Managing Director/CEO Jane Egerton-Idehen disclosed the scale of the intervention at the SOYUZNIK Alumni National Congress in Abuja on Saturday, where she framed satellite infrastructure not merely as a communications tool but as a catalyst for production, innovation, and national competitiveness.
In a keynote delivered on her behalf by Acting Director of Technical Services, Engr. Ikechukwu Amalu, Egerton-Idehen said the agency’s Space Accelerator Programme — now in its third cohort — has quietly evolved into a pipeline for nurturing technology-driven enterprises, particularly in underserved segments of Nigeria’s digital economy.
Nigeria’s digital economy contributed 17.68% to real GDP in Q4 2024, according to the National Bureau of Statistics, yet youth unemployment remains above 40% and industrial output lags regional peers. State actors are under pressure to link infrastructure investment to jobs and production, not just access.
The intervention comes amid growing concern that Nigeria’s innovation ecosystem, though vibrant, remains weakly linked to industrial output. NIGCOMSAT’s approach seeks to close that gap by pairing startup support with hands-on technical training and expanding connectivity to areas historically left out of the digital economy.

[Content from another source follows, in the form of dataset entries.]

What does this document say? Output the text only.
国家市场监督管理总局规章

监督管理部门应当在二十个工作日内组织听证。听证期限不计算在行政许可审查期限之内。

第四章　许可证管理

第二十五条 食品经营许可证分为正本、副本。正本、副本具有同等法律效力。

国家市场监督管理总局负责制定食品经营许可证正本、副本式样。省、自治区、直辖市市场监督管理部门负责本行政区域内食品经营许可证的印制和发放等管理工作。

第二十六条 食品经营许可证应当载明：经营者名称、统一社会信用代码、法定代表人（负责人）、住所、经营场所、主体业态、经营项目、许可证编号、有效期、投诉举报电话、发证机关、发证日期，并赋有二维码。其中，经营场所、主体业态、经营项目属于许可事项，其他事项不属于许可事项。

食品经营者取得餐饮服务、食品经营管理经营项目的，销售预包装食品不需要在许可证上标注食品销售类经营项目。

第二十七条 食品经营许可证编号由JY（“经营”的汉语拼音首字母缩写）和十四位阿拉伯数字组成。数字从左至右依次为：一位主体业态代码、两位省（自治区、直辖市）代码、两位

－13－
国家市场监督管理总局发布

Across states including Adamawa, Jigawa, Cross River, and Enugu, the agency’s VSAT training programmes are equipping young Nigerians with practical, market-ready skills, targeting employability and enterprise creation rather than theoretical knowledge.
Egerton-Idehen argued that such interventions are critical if Nigeria is to transition from a consumption-driven economy to a production-led one.
“Connectivity is no longer a luxury — it is the foundation of modern economic systems,” she said, stressing that countries that fail to build strong digital infrastructure risk being locked out of the next phase of global industrial competition.
She pointed to ongoing projects such as the 774 Connectivity Initiative, which has so far extended digital access to dozens of local government secretariats, as part of efforts to deepen governance, improve service delivery, and stimulate economic activity at the grassroots.
Beyond infrastructure, she called for a structural reset in Nigeria’s education system, urging stronger alignment with emerging technologies including artificial intelligence, data science, and satellite communications.
According to her, the real challenge is not a lack of talent, but the absence of systems that convert knowledge into measurable economic output.
She also warned that innovation ecosystems cannot thrive without deliberate collaboration between academia, industry, and government, backed by sustained investment in research and clear regulatory frameworks that protect intellectual property.
The SOYUZNIK Alumni — comprising graduates of Russian and former Soviet Union institutions — were urged to leverage their international exposure to drive technology transfer and localisation of innovation within Nigeria.
In his welcome remarks, Abuja chapter chairman Agu Collins Agu described the congress as a convergence of technical expertise with the potential to influence national development outcomes.
As Nigeria grapples with sluggish industrial growth and rising youth unemployment, NIGCOMSAT’s expanding role signals a strategic shift — one that places digital infrastructure, innovation, and skills development at the centre of the country’s economic transformation agenda.